Co-curated by Kitty Scott, the AGO’s new curator of modern and contemporary art, and Bruce Grenville, senior curator of the Vancouver Art Gallery, Lost in the Memory Palace takes its name from an ancient memorization tool that associates ideas with specific physical locations. According to the “memory palace method,” a person can walk through these locations in the mind to recollect facts and memories. Filling level four of the AGO’s David and Vivian Campbell Centre for Contemporary Art, the exhibition is arranged like a traditional house with rooms opening up into other rooms. Visitors are invited to roam through the spaces, each one a new environment featuring a distinct work. Included in the exhibition are early works Dark Pool (1995) and The Muriel Lake Incident (1999), as well more recent works Opera for a Small Room (2005) and the thundering Storm Room (2009).

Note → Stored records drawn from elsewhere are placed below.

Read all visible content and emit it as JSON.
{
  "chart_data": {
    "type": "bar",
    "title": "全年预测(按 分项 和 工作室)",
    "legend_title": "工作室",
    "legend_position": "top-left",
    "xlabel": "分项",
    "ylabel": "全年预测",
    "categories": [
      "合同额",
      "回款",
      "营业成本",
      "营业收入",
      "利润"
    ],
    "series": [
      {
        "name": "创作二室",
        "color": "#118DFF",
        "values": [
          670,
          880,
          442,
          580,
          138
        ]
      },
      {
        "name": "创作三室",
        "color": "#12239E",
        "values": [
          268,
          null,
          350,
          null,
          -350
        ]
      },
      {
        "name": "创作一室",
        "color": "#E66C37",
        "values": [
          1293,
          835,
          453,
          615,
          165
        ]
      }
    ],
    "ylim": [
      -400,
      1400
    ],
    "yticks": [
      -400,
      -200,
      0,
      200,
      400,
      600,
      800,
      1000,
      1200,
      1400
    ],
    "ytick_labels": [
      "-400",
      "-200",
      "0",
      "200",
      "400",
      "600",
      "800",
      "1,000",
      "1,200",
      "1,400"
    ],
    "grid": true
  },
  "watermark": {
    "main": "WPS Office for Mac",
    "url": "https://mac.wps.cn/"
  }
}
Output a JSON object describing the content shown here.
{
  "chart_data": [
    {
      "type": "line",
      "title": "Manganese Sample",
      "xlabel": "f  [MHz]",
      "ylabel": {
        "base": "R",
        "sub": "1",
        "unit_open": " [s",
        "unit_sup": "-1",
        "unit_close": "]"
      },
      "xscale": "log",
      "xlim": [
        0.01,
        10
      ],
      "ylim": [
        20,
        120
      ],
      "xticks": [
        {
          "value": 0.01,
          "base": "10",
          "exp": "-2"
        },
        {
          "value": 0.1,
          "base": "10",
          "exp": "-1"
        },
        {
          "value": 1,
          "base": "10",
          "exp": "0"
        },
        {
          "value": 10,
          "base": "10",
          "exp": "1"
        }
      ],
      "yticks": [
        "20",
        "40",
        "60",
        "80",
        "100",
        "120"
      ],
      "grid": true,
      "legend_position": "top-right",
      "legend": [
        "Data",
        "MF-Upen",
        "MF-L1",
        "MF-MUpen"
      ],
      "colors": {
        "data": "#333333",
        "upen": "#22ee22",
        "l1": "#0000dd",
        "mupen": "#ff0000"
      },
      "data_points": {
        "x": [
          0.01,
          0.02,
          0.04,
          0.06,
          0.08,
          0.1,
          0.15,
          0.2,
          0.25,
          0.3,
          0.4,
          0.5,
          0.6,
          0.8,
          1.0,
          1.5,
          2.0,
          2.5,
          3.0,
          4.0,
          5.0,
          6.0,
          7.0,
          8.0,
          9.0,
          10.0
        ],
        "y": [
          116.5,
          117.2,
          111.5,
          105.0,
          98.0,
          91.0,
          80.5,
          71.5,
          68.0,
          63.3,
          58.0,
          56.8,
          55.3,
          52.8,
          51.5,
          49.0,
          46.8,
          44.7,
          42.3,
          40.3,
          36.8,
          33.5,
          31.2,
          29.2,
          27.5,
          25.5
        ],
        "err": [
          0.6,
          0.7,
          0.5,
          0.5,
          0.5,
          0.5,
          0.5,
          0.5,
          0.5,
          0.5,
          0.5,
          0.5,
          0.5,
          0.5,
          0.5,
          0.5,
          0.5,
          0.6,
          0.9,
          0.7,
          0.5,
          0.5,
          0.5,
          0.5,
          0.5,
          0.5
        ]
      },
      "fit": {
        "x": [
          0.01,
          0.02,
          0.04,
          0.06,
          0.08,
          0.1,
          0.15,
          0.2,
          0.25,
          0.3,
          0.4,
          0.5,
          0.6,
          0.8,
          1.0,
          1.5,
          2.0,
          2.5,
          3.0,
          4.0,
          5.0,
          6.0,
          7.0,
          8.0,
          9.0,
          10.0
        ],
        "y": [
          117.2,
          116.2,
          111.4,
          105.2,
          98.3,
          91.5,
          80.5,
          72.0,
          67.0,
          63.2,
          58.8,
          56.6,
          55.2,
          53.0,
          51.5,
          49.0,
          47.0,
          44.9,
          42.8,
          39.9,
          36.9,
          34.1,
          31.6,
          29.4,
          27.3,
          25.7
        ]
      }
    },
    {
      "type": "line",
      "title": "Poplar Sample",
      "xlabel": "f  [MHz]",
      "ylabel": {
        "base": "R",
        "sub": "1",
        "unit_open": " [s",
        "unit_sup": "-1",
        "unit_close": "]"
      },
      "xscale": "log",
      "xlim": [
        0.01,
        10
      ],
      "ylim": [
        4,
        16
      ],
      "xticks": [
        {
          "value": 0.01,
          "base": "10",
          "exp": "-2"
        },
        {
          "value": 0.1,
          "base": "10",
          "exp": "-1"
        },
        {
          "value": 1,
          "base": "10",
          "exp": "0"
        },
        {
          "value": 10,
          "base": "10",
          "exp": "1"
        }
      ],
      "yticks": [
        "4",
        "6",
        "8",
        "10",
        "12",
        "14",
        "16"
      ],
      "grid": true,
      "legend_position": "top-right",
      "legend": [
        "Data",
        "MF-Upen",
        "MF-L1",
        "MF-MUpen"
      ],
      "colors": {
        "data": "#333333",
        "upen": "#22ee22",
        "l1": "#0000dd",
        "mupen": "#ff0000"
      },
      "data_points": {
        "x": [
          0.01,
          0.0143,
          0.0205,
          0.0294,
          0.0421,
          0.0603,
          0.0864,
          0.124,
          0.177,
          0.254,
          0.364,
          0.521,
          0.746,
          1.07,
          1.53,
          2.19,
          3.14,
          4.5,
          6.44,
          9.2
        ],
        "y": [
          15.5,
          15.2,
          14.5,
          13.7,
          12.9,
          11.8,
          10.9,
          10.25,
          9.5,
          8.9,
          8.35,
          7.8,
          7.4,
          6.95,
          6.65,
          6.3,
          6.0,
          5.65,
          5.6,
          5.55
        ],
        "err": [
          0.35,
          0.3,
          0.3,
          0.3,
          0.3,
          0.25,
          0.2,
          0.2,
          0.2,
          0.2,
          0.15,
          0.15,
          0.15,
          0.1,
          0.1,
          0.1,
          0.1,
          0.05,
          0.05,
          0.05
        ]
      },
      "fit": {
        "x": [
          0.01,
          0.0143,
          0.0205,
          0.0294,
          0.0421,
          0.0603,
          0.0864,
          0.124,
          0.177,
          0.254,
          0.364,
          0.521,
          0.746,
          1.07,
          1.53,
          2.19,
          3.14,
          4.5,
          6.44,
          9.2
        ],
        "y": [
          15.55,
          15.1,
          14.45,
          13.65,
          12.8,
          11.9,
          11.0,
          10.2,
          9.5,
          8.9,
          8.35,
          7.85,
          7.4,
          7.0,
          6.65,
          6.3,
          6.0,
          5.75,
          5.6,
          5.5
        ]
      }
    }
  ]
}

Says Scott, “When you enter these spaces and are confronted by soundtracks, images, moving images and objects, you understand the physical environments to be works of art themselves. As you engage with the artworks, you become a true participant. As a result, these installations are deeply moving.”

An accompanying iPad app, featuring exhibition content and essays co-created by the AGO and the Vancouver Art Gallery, will be available for purchase from iTunes and released concurrently with the exhibition’s launch. Toronto is the first stop on the exhibition’s tour; after closing at the AGO it will travel to the Museum of Contemporary Art, San Diego, in September 2013 before opening at the Vancouver Art Gallery in June 2014.

In conjunction with the exhibition, the AGO will install Janet Cardiff’s celebrated soundscape Forty-Part Motet (2001) in the Henry Moore Sculpture Centre. The work features 40 mounted loud speakers that define a round space, each emitting a separately recorded voice singing Thomas Tallis’s 1573 choral composition Spem in Alium; the arrangement of speakers gives participants the opportunity to explore choral music as they would a sculpture, by listening to it in parts and as a whole. Hailed by the New York Times as “deceptively simple, matter-of-fact in its presentation – and so sublime in its effect,” the piece is on special loan to the AGO from New York’s Museum of Modern Art.

Organized by the Art Gallery of Ontario and the Vancouver Art Gallery, Lost in the Memory Palace runs at the AGO from Apr. 6 to Aug. 18.